葬儀が終わった後、葬儀車を手配するお金がないので、故人を荷車に乗せて火葬場まで何キロも両親や近親者が運ぶのについていって、火葬場で最後のお別れまでしたことを覚えています。
半世紀以上たってしまっても、その当時の通夜や告別式で悲しみを皆で共有した雰囲気あるいは、両親やご近所の方々の涙ぐんだ表情が今でも頭の片隅に残っています。
このような葬儀の仕方から教えられることは葬儀の際、故人の人となりを自分たちの次の代に語り伝えることが大切だということです。

ところが、最近は通夜を半通夜程度で切り上げるどころか、親族間、あるいは近所の付き合いがすっかり薄れてしまい、通夜、告別式を省略して病院から火葬場へ直接運んでしまう直葬が増えてきたことは現代の無縁化社会を反映した姿そのものです。

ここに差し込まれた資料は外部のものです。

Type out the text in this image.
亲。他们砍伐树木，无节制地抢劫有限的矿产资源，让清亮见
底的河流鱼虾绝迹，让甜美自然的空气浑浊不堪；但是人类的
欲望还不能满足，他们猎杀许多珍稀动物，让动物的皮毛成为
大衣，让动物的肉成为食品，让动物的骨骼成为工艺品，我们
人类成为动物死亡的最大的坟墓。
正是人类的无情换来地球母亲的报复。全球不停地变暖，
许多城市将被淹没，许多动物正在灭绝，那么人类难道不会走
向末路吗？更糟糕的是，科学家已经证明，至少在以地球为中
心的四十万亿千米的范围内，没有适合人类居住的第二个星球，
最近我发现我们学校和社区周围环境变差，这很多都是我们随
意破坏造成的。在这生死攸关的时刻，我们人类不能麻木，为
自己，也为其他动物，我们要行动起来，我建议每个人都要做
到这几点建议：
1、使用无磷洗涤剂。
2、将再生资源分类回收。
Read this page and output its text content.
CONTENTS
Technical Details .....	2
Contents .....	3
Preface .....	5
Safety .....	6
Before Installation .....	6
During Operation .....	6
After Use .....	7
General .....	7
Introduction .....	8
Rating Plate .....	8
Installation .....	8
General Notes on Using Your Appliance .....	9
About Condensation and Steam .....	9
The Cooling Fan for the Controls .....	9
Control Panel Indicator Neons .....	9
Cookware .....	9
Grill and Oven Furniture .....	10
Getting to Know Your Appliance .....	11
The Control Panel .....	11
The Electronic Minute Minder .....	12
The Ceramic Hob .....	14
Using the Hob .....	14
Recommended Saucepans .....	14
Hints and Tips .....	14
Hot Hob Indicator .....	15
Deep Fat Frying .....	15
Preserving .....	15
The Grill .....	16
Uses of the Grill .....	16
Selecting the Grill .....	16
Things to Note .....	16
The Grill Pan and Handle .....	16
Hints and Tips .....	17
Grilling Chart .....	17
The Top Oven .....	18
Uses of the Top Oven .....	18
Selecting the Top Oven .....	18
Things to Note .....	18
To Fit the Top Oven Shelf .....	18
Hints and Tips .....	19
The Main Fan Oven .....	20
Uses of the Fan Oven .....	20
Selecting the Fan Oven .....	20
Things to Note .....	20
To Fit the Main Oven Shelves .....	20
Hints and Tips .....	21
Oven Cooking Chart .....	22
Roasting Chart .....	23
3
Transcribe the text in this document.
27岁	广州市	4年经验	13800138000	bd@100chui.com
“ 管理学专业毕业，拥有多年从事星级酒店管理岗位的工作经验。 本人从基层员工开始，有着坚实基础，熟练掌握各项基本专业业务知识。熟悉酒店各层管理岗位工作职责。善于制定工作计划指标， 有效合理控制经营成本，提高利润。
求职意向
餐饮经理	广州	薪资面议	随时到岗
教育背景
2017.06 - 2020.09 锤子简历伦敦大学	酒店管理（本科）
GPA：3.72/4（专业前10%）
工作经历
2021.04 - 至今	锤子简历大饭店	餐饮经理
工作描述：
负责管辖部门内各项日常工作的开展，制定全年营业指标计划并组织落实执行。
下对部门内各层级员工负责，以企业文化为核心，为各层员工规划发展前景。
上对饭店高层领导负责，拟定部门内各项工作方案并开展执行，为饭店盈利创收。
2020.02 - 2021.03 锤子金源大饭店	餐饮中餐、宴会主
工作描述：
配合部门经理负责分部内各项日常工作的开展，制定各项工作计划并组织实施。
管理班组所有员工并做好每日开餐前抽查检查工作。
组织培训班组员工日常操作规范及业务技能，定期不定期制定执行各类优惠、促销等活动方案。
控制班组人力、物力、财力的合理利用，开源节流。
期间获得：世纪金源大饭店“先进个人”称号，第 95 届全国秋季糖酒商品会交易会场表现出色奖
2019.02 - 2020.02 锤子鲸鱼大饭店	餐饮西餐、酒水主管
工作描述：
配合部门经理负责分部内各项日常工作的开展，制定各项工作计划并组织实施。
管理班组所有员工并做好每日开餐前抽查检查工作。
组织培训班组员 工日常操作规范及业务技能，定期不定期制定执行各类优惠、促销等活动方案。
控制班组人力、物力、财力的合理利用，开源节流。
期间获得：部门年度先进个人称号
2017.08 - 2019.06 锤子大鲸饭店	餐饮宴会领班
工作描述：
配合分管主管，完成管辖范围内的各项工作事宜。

都会に住んでいると、狭い住宅事情もあるのでやむを得ぬ面がありますが、自宅で葬儀を行うケースは稀になってしまいました。
従って、近所ですれ違っていた高齢者がいつの間にか見えなくなっても、何の連絡もないので死んでしまったか否かさえ分からない社会になってしまったのです。
我が国は世界でトップクラスの長寿社会になり、死を迎えた人が高齢の場合には日常社会とのつながりが途絶えてしまっているので、周囲にわざわざ知らせるほどでもないという割り切りなのでしょうか。そうであっても、せめて門や玄関に「喪中」の張り紙を張るくらいの気持ちになれないのでしょうか。